Market Tests Our Lock/Float Strategy; FTHB Tax Credit Getting Bad Press

By: Victor Burek

Mortgage rates are moving higher this morning as prices of mortgage backed securities have been led lower. To remind readers, as the price of MBS move higher lenders can offer lower mortgage rates and as the price of MBS moves lower, lenders are pressured to offer higher interest rates.

The only data to hit news wires this morning was another read on the housing sector.   The National Association of Realtors(NAR) released their Existing Home Sales report which totals the number of existing homes, not newly built, in which a sale closed in the prior month. Last month home sales declined after four months of gains, posting a month over month fall of 2.7% to an annualized pace of 5.10 million sales.   This report was troubling since mortgage rates have held near historic lows and the government has been doing their best to stimulate home sales.   The only positive from last month’s report was a decline in the supply of homes available for sale, to 8.5 months, the lowest level in almost three years.   Economists surveyed prior to this month's report expected home sales to rebound in September to an annualized pace of 5.35 million sales. 

The report shows that Existing Home sales for September came in much higher than expected, posting a monthly increase of 9.4% to an annualized pace of 5.57million sales.  It appears many consumers are rushing to beat the deadline for the First Time Home Buyer tax credit.   To add more good news, it is also reported that the inventory of existing home sales moved lower to a 7.8 month supply which is the lowest level since March 2007.

Reports from fellow mortgage professionals indicate lender rate sheets are slightly worse than investor pricing yesterday.  The par rate for a conventional 30 year fixed rate mortgage remains in the 4.875% to 5.125% range for well qualified consumers.  To secure a par interest rate you must have a FICO credit score of 740 or higher, a loan to value at 80% or less and pay all closing costs including an estimated one point loan origination/discount/broker fee.  As always, you can elect to pay less in fees and secure a higher interest rate or pay additional fees to buy a lower rate.

We have been offerring lock/float guidance based on the range benchmark Treasuries and MBS have kept to for the past three months. Lock when prices are near the high side of the price range, float when prices are testing the low side of the range. This strategy has worked out quite well for me and my clients.
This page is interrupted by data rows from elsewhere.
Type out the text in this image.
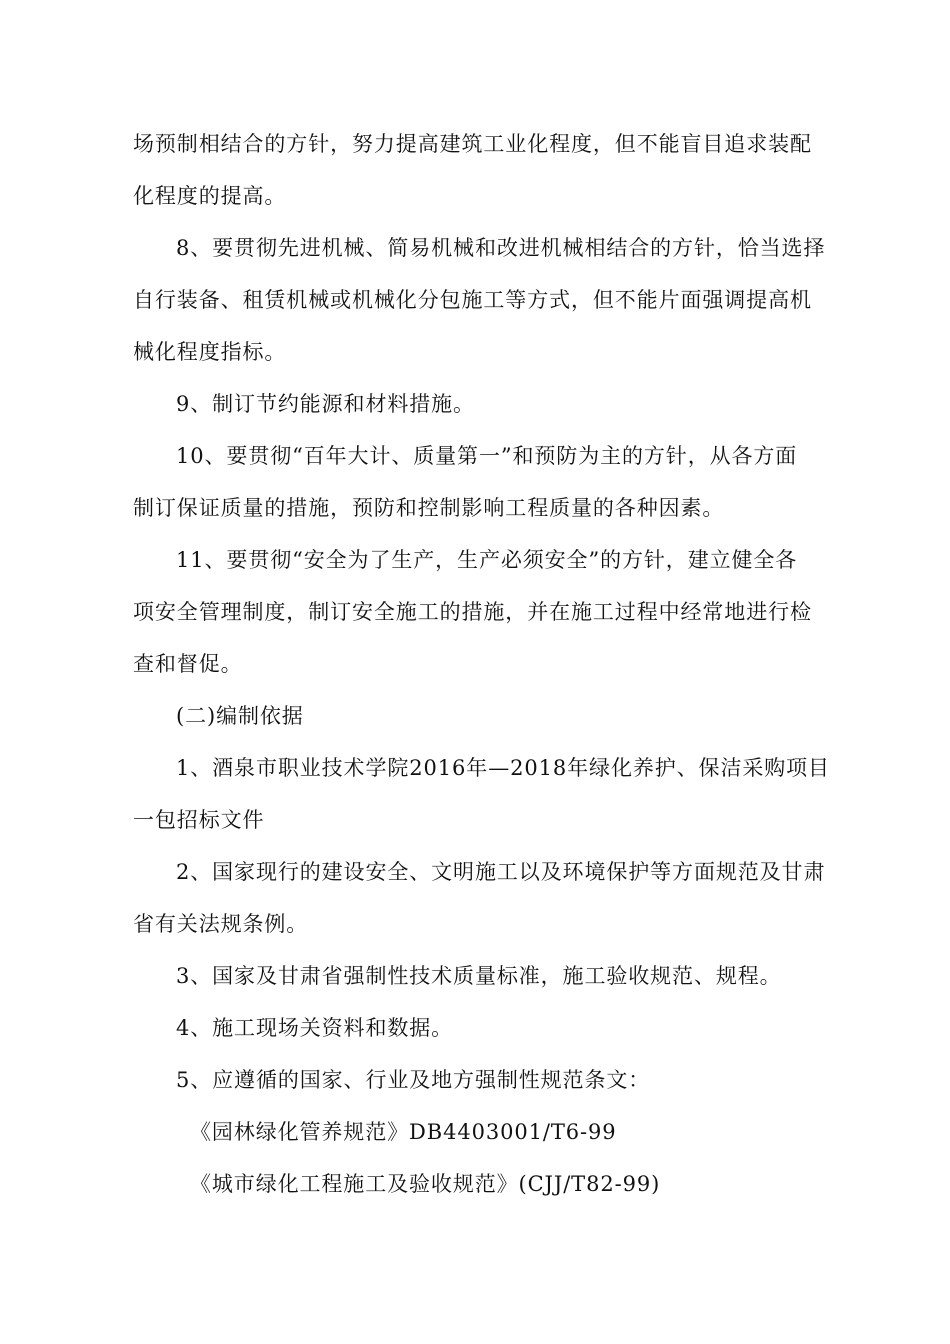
场预制相结合的方针，努力提高建筑工业化程度，但不能盲目追求装配
化程度的提高。
8、要贯彻先进机械、简易机械和改进机械相结合的方针，恰当选择
自行装备、租赁机械或机械化分包施工等方式，但不能片面强调提高机
械化程度指标。
9、制订节约能源和材料措施。
10、要贯彻“百年大计、质量第一”和预防为主的方针，从各方面
制订保证质量的措施，预防和控制影响工程质量的各种因素。
11、要贯彻“安全为了生产，生产必须安全”的方针，建立健全各
项安全管理制度，制订安全施工的措施，并在施工过程中经常地进行检
查和督促。
(二)编制依据
1、酒泉市职业技术学院2016年—2018年绿化养护、保洁采购项目
一包招标文件
2、国家现行的建设安全、文明施工以及环境保护等方面规范及甘肃
省有关法规条例。
3、国家及甘肃省强制性技术质量标准，施工验收规范、规程。
4、施工现场关资料和数据。
5、应遵循的国家、行业及地方强制性规范条文：
《园林绿化管养规范》DB4403001/T6-99
《城市绿化工程施工及验收规范》(CJJ/T82-99)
At the moment we are at the low side of the price range, which means we favor floating over locking. Although there are risks that the price support found at the low side of the range could fail, which would push mortgage rates higher, we will stand by our strategy and advise that floating is recommended right now. We will continue to base guidance on the range until the range is no longer in tact.

The first time home buyer tax credit is still set to expire at the end of next month.  If you are planning on taking advantage of this government stimulus, the clock is ticking.   The media has been reporting that fraud is rampant with this government program with reports of kids under 18 years old who have applied for the credit and received a check from the IRS.  Some reports are indicating that upwards of 100,000 claims are fraudulent!  Check out the story on Mortgage News Daily's Around The Web news channel.   The bad press might make it difficult for Congress to pass an extension of this program. 

What is your opinion?  Do you feel this program will be extended or not?  Why do you feel that way?